Mirror, The (1975)

Tarkovsky’s purest cinematic poem pulls you into its complex if nebulous form, in a work that continues to astonish time and time again.

Rating: 4.5 out of 5.

Dir. Andrei Tarkovsky
1975 | Soviet Union | Drama | 107 mins | 1.37:1 | Russian & Spanish
PG13 (passed clean) for some nudity

Cast: Margarita Terekhova, Filipp Yankovskiy, Ignat Daniltsev
Plot: A dying man in his forties remembers his past. His childhood, his mother, the war, personal moments and things that tell of the recent history of all the Russian nation.
Awards:
Source: MosFilm

Accessibility Index
Subject Matter: Abstract/Poetic
Narrative Style: Complex
Pace: Slow
Audience Type: General Arthouse


A1
Review #1,726

(Reviewed at The Projector)

Spoilers: No

A few days after seeing The Mirror, I still can’t decide what to make of it, and like the mysterious black hole, the film’s complex if nebulous form continues to protect its mystery, as if any more contemplation or deeper analysis would spoil the myth.

Maybe that’s why for decades after its inauspicious release (a bomb at the box-office with an ultra-limited theatrical run in the Soviet Union, not to mention it was also suppressed from competing at Cannes by the studio), it has grown in stature in spite of its impenetrability.

Some critics have regarded The Mirror to be Andrei Tarkovsky’s finest achievement in a short-lived career of astonishing films.  While that is arguable, it is certainly the work of an artist, in this case a filmmaker operating as an abstract and existential painter-poet rather than a traditional storyteller.

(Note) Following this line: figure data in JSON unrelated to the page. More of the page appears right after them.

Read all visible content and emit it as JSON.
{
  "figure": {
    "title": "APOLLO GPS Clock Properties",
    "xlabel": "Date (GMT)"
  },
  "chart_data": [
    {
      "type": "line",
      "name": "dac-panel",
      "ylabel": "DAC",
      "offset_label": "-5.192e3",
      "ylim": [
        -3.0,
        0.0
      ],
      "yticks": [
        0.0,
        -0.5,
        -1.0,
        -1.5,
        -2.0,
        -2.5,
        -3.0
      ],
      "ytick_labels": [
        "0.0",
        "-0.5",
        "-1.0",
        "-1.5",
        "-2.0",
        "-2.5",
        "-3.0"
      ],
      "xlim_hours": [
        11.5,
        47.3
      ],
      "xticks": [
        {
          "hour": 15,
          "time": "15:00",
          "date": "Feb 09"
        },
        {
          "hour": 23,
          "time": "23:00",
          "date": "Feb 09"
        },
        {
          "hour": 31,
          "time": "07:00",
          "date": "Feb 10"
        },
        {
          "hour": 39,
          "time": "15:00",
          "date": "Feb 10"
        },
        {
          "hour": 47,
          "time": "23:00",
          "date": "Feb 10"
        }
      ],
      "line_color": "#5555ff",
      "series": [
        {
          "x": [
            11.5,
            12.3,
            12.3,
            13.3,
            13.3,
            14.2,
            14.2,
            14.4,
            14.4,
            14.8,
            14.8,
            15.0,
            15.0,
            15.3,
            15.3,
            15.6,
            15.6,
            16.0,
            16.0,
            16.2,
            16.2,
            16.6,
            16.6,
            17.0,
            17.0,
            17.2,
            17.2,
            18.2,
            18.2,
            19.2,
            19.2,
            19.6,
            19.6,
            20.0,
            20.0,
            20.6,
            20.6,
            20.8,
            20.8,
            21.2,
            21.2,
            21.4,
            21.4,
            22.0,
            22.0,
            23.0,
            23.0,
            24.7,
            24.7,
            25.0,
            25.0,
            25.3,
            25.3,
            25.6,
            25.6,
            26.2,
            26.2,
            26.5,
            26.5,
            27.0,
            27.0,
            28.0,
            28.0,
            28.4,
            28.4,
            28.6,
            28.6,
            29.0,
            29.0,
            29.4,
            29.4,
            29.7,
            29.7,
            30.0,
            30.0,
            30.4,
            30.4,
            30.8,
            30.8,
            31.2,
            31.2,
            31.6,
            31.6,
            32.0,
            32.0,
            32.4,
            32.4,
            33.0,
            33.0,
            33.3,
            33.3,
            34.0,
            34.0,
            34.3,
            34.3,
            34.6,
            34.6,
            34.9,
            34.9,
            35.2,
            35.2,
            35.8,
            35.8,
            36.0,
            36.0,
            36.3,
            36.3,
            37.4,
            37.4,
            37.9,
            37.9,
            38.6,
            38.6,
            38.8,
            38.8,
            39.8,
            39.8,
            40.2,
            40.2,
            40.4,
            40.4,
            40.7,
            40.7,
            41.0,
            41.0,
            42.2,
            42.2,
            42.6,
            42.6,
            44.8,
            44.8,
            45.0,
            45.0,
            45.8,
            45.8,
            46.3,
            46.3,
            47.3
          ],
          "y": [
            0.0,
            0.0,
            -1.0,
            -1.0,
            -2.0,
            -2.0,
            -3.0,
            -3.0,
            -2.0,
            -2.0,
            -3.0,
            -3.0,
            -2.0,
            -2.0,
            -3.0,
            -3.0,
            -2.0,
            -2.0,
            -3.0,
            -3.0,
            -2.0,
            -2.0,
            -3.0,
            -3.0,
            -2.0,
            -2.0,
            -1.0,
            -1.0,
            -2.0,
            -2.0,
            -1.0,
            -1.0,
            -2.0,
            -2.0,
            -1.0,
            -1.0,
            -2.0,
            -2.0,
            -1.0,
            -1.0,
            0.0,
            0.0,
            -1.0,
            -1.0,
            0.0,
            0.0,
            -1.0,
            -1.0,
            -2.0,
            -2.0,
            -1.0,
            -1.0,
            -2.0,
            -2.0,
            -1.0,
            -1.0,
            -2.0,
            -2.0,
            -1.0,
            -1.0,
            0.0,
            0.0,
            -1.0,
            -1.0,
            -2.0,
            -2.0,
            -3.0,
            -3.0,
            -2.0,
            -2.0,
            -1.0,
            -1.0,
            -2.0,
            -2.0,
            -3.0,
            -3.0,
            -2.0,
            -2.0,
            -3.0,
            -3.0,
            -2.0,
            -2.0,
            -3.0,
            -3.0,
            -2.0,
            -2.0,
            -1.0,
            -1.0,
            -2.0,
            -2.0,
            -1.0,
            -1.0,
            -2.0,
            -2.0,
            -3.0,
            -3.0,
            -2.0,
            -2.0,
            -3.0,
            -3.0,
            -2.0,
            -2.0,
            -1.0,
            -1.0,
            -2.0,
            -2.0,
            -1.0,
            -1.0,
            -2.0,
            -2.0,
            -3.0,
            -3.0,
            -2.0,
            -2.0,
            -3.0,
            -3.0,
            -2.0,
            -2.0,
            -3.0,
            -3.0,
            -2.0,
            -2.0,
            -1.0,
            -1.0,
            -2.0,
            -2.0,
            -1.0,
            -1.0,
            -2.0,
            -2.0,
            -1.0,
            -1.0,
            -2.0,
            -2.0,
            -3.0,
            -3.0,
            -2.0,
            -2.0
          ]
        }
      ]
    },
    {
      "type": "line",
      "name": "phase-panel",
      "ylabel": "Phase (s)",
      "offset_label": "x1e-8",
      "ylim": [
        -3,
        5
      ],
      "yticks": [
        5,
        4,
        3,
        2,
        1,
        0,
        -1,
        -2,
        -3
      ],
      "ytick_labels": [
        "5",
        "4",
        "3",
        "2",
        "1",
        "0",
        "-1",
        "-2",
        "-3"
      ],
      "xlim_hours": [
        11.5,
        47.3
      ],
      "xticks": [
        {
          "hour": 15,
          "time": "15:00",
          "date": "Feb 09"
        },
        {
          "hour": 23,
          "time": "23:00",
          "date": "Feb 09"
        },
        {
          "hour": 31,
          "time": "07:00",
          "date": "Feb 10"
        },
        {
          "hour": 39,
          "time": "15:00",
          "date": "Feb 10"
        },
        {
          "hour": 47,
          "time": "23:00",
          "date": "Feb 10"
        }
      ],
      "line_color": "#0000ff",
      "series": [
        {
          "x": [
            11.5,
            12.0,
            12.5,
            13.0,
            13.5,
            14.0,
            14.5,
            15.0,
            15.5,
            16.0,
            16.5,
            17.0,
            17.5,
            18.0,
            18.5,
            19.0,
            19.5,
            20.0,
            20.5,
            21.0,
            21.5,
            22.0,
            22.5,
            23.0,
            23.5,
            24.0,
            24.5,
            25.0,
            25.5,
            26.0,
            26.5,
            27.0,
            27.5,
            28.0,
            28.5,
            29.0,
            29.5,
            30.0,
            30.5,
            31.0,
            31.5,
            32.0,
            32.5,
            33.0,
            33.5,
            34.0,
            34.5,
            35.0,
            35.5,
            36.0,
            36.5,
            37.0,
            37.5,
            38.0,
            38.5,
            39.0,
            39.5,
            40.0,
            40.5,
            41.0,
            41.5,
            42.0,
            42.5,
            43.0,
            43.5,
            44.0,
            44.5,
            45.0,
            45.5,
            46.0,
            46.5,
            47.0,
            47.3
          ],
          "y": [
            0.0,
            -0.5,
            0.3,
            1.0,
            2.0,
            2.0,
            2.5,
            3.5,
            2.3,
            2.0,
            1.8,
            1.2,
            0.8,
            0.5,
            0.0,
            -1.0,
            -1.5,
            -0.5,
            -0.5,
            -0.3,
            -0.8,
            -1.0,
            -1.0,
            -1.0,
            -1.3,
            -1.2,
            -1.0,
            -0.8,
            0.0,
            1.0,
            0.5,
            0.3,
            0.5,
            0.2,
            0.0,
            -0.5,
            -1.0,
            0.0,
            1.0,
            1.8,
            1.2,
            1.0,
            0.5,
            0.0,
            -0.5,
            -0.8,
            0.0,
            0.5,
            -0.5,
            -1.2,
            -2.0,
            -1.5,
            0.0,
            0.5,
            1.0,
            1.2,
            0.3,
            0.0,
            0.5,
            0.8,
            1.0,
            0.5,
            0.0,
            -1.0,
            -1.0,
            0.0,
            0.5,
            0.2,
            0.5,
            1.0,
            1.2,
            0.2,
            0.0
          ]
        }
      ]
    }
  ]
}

“I can’t wait to see this dream in which I’ll be a child again and feel happy again because everything will still be ahead, everything will be possible…”

Despite it being one of Tarkovsky’s shortest films, The Mirror could also be one of his densest with its mix of naturalistically-shot sequences and historical footages of war, presented via a series of flashbacks, and occasionally accompanied by narration of original poetry and classical music (particularly from J.S. Bach) that balance between the intimate and the epic respectively.

It is quite the assault on the senses, but while there is a lot to take in, Tarkovsky manages to find enough time for certain scenes to build and morph into some kind of metaphysical beauty.  Two notable ones stand out for me:  One of them, a tracking shot that ends with a burning barn, is so famous in conversations about Tarkovsky’s work that one might have heard about or seen it without actually seeing the film.

The other, as sublime a scene as the great director has even done, sees a young boy conversing with an old lady in an apartment in what appears to be a daydream (or memory conflating with dreams) that concludes with a patch of moisture on the window evaporating into nothingness.

Tarkovsky made 32 versions before he approved the final 33rd cut.

Although The Mirror might seem out of place in the director’s filmography in terms of its form and structure, not to mention also being sandwiched by two lengthy sci-fi epics—Solaris (1972) and Stalker (1979)—with legendary reputations, it is becoming increasingly clear that it might just be Tarkovsky’s purest cinematic poem—that counterforce that pulls his other films closer together, like the Sun and its revolving planets.

The fact that The Mirror was the fourth out of seven features that Tarkovsky eventually made also suggests an uncanny mathematical balance.